My morning started off like this:
You know the type of morning…
It’s the one that wakes you up on the wrong side of the bed and sends you plummeting face-first to the floor. The one that sees how tired you’re feeling and chuckles at your silent plea for just 30 more minutes of sleep. The one that makes you wish you had just a minute to yourself so you could put your armor back on and be the person you had every intention of being this morning before that shrill screech pierced the air.
Not even Winston could calm Little Miss this morning.
I rushed through my devotion while Emma screamed, unrelenting, in my ear. She pushed away all attempts to be fed or consoled. Adding insult to injury, my alarm clock began chiming 30 minutes into the chaos, its happy tune a mockery of my attempt to schedule our feeding times. I threw myself a full-scale pity party when I realized that not only was I going to forego a much-needed morning nap but I might actually run out of diapers if I tried to wait until Fred got home from work to venture out. Meanwhile, Emma continued to scream.

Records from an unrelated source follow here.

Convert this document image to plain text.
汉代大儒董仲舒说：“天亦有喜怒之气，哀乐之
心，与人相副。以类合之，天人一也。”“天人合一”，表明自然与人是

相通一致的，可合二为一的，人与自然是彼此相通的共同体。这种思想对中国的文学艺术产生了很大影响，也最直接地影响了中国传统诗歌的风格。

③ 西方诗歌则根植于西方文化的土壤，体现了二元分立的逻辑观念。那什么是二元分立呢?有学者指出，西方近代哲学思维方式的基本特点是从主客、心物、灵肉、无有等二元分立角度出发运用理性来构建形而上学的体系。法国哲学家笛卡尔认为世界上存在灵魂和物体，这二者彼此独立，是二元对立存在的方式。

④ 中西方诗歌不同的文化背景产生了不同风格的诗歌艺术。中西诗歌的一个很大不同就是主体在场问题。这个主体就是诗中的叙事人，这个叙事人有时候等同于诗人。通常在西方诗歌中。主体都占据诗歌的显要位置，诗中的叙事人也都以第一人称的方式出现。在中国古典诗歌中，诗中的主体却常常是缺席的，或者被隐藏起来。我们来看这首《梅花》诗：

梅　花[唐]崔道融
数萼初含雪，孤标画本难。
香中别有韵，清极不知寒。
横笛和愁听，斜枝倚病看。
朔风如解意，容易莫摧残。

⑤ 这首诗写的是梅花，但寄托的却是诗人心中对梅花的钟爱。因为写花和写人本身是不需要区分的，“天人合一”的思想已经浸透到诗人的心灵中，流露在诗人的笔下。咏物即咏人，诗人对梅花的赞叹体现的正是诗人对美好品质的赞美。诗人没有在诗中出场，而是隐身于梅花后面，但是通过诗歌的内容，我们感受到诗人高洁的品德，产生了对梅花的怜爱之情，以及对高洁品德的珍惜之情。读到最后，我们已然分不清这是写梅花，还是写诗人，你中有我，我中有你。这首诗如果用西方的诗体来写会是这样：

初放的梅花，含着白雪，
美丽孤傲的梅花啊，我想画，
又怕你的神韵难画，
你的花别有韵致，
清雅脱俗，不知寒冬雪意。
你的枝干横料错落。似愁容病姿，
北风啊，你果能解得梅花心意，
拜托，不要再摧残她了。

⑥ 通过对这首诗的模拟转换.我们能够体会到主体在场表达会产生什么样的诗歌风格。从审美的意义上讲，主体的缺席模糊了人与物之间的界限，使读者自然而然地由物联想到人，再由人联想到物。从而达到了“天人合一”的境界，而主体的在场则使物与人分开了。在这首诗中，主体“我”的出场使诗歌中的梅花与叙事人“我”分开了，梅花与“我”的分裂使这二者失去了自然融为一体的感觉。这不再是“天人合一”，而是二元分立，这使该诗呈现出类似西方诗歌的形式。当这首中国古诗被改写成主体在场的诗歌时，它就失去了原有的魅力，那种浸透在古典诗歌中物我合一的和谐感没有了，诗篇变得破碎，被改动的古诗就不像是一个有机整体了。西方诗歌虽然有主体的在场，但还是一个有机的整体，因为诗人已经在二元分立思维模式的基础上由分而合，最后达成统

Unpreparedness and exhaustion can start to feel a lot like failure when you haven’t the reserves left to see the truth for what it is. The truth being:
- Crying does not equate failure.
- Sometimes you need to experience something (like the rate of diaper consumption) before you can plan for it.
The only thing I retained from my devotion this morning is that it contained one of my favorite verses: Isaiah 41:13
“For I am the Lord your God who takes hold of your right hand and says to you, Do not fear; I will help you.”

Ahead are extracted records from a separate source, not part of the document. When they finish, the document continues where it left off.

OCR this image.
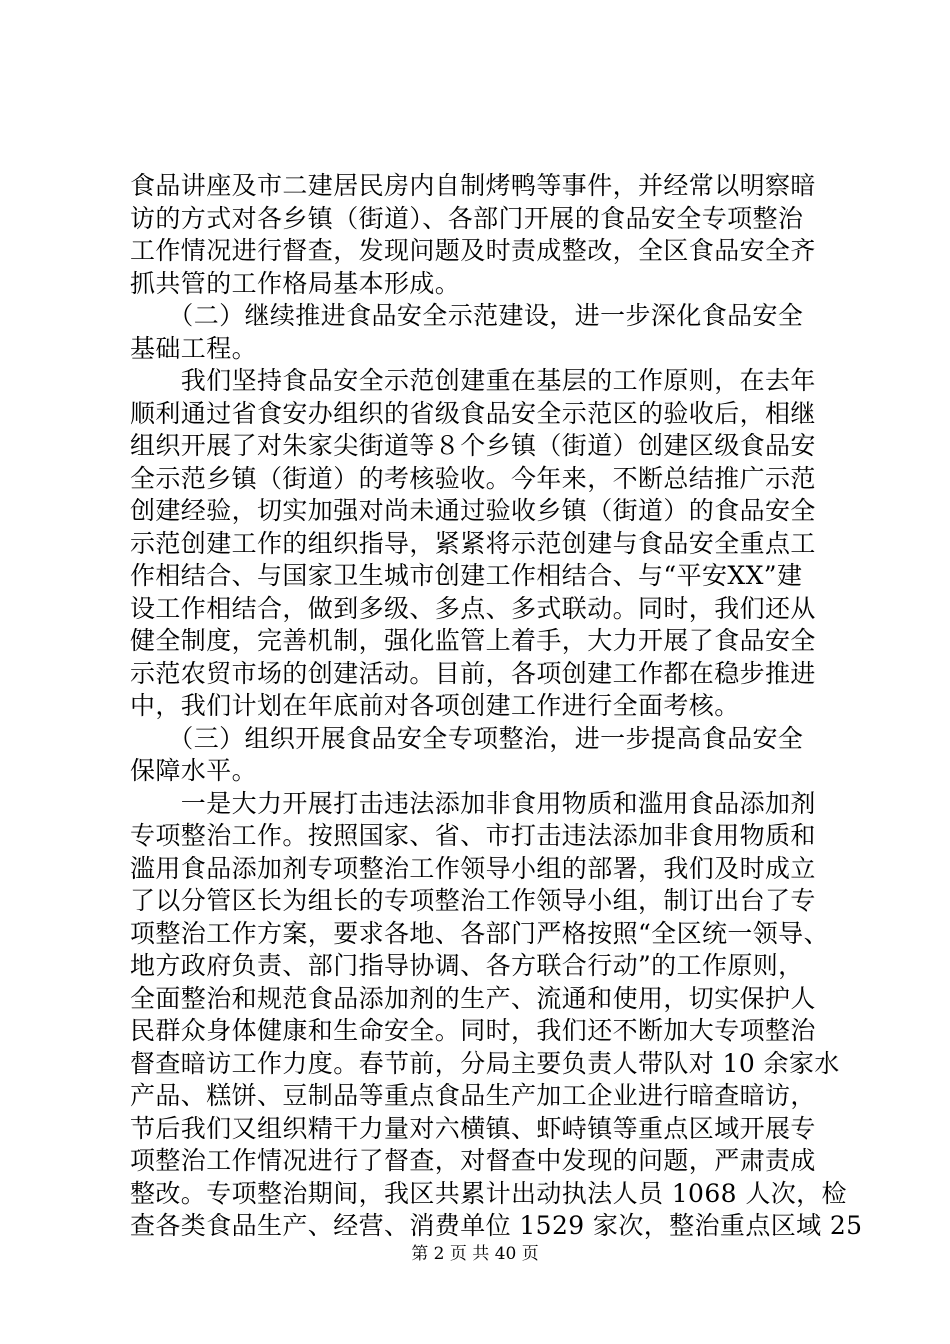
食品讲座及市二建居民房内自制烤鸭等事件，并经常以明察暗
访的方式对各乡镇（街道）、各部门开展的食品安全专项整治
工作情况进行督查，发现问题及时责成整改，全区食品安全齐
抓共管的工作格局基本形成。
　　（二）继续推进食品安全示范建设，进一步深化食品安全
基础工程。
　　我们坚持食品安全示范创建重在基层的工作原则，在去年
顺利通过省食安办组织的省级食品安全示范区的验收后，相继
组织开展了对朱家尖街道等８个乡镇（街道）创建区级食品安
全示范乡镇（街道）的考核验收。今年来，不断总结推广示范
创建经验，切实加强对尚未通过验收乡镇（街道）的食品安全
示范创建工作的组织指导，紧紧将示范创建与食品安全重点工
作相结合、与国家卫生城市创建工作相结合、与“平安XX”建
设工作相结合，做到多级、多点、多式联动。同时，我们还从
健全制度，完善机制，强化监管上着手，大力开展了食品安全
示范农贸市场的创建活动。目前，各项创建工作都在稳步推进
中，我们计划在年底前对各项创建工作进行全面考核。
　　（三）组织开展食品安全专项整治，进一步提高食品安全
保障水平。
　　一是大力开展打击违法添加非食用物质和滥用食品添加剂
专项整治工作。按照国家、省、市打击违法添加非食用物质和
滥用食品添加剂专项整治工作领导小组的部署，我们及时成立
了以分管区长为组长的专项整治工作领导小组，制订出台了专
项整治工作方案，要求各地、各部门严格按照“全区统一领导、
地方政府负责、部门指导协调、各方联合行动”的工作原则，
全面整治和规范食品添加剂的生产、流通和使用，切实保护人
民群众身体健康和生命安全。同时，我们还不断加大专项整治
督查暗访工作力度。春节前，分局主要负责人带队对 10 余家水
产品、糕饼、豆制品等重点食品生产加工企业进行暗查暗访，
节后我们又组织精干力量对六横镇、虾峙镇等重点区域开展专
项整治工作情况进行了督查，对督查中发现的问题，严肃责成
整改。专项整治期间，我区共累计出动执法人员 1068 人次，检
查各类食品生产、经营、消费单位 1529 家次，整治重点区域 25
第 2 页 共 40 页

I’d be lying if I told you that reading that verse in the midst of chaos turned my morning around. Heck, I’d be lying if I told you that I even took the time to reflect on whether or not I had any fears – although it’s clear looking back at my morning that I did! All I knew is that if I accomplished nothing else today, I could say that I read my devotion. Done. Mark something off my list.
Emma eventually settled and I began to feel capable of eating breakfast. And showering. And although I didn’t feel capable enough to go out for more diapers, I put Emma in the car seat because I knew I needed to. And you know what? A miraculous thing happened: I made it to Babies R Us to get diapers without a peep from the back. Emma started to cry when we parked but quickly settled. I found the diapers and purchased them without incident. Feeling encouraged, I headed to Target to get a few mommy items that I’ve had on my list for far too long. Emma slept peacefully as I carted her around the store, spending too much time soaking up the feelings of independence, of normalcy, of courage, hope, glee, joy, blessing, and peace.

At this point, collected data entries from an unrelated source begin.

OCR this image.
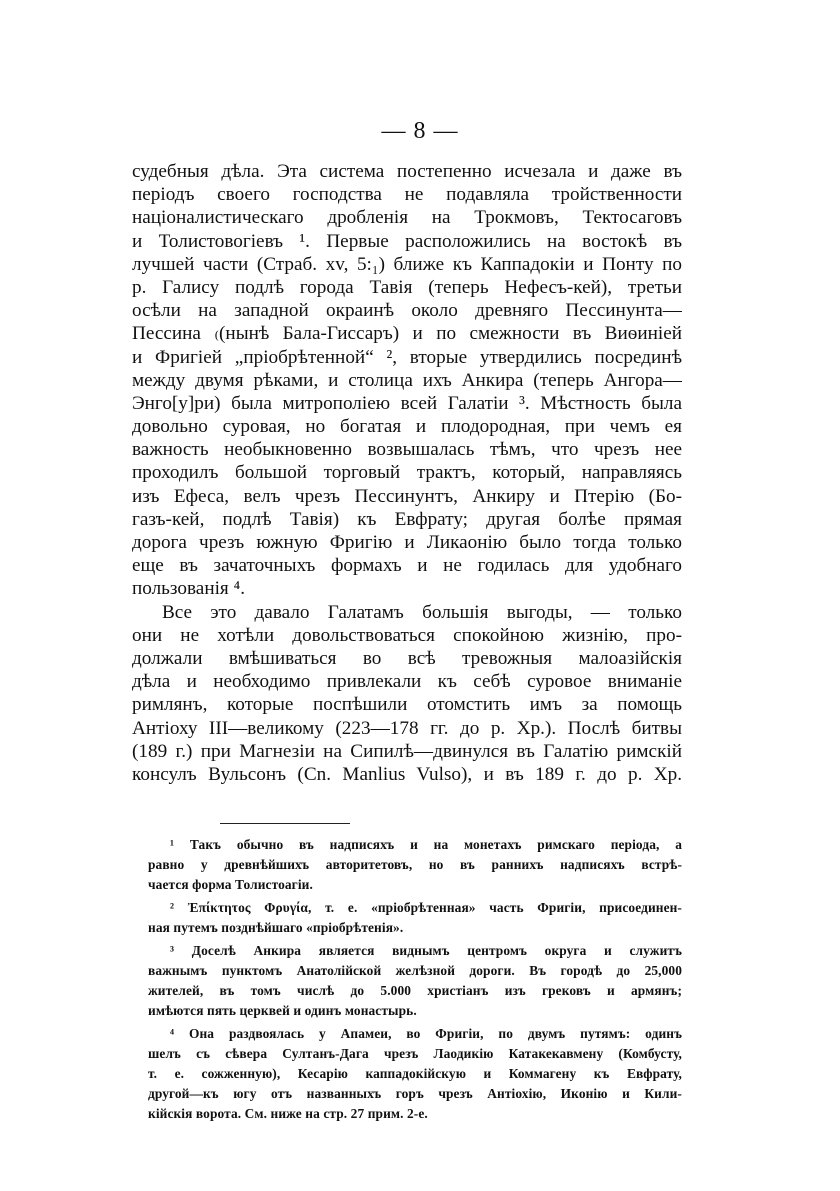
— 8 —
судебныя дѣла. Эта система постепенно исчезала и даже въ
періодъ своего господства не подавляла тройственности
націоналистическаго дробленія на Трокмовъ, Тектосаговъ
и Толистовогіевъ ¹. Первые расположились на востокѣ въ
лучшей части (Страб. xv, 5:₁) ближе къ Каппадокіи и Понту по
р. Галису подлѣ города Тавія (теперь Нефесъ-кей), третьи
осѣли на западной окраинѣ около древняго Пессинунта—
Пессина ₍(нынѣ Бала-Гиссаръ) и по смежности въ Виѳиніей
и Фригіей „пріобрѣтенной“ ², вторые утвердились посрединѣ
между двумя рѣками, и столица ихъ Анкира (теперь Ангора—
Энго[у]ри) была митрополіею всей Галатіи ³. Мѣстность была
довольно суровая, но богатая и плодородная, при чемъ ея
важность необыкновенно возвышалась тѣмъ, что чрезъ нее
проходилъ большой торговый трактъ, который, направляясь
изъ Ефеса, велъ чрезъ Пессинунтъ, Анкиру и Птерію (Бо-
газъ-кей, подлѣ Тавія) къ Евфрату; другая болѣе прямая
дорога чрезъ южную Фригію и Ликаонію было тогда только
еще въ зачаточныхъ формахъ и не годилась для удобнаго
пользованія ⁴.
Все это давало Галатамъ большія выгоды, — только
они не хотѣли довольствоваться спокойною жизнію, про-
должали вмѣшиваться во всѣ тревожныя малоазійскія
дѣла и необходимо привлекали къ себѣ суровое вниманіе
римлянъ, которые поспѣшили отомстить имъ за помощь
Антіоху III—великому (223—178 гг. до р. Хр.). Послѣ битвы
(189 г.) при Магнезіи на Сипилѣ—двинулся въ Галатію римскій
консулъ Вульсонъ (Cn. Manlius Vulso), и въ 189 г. до р. Хр.
¹ Такъ обычно въ надписяхъ и на монетахъ римскаго періода, а
равно у древнѣйшихъ авторитетовъ, но въ раннихъ надписяхъ встрѣ-
чается форма Толистоагіи.
² Ἐπίκτητος Φρυγία, т. е. «пріобрѣтенная» часть Фригіи, присоединен-
ная путемъ позднѣйшаго «пріобрѣтенія».
³ Доселѣ Анкира является виднымъ центромъ округа и служитъ
важнымъ пунктомъ Анатолійской желѣзной дороги. Въ городѣ до 25,000
жителей, въ томъ числѣ до 5.000 христіанъ изъ грековъ и армянъ;
имѣются пять церквей и одинъ монастырь.
⁴ Она раздвоялась у Апамеи, во Фригіи, по двумъ путямъ: одинъ
шелъ съ сѣвера Султанъ-Дага чрезъ Лаодикію Катакекавмену (Комбусту,
т. е. сожженную), Кесарію каппадокійскую и Коммагену къ Евфрату,
другой—къ югу отъ названныхъ горъ чрезъ Антіохію, Иконію и Кили-
кійскія ворота. См. ниже на стр. 27 прим. 2-е.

I made it through the checkout line and grabbed a Venti Iced Chai from the Starbucks kiosk on my way out the door and my heart began to leap, filled with the type of joy that goes beyond a sleeping child or favorite drink on a sunshine-filled day. I was experiencing the kind of joy that drives right down into the soul of a person and erases all doubt of the morning – a God-granted joy. A God-granted peace.
“Do not fear,” God says. “I will help you.”
It’s just a basic recap of a tired new mom running errands but it is so much more. It’s a story about promise and truth. About little things that become big things. About a day turned on its head for the better.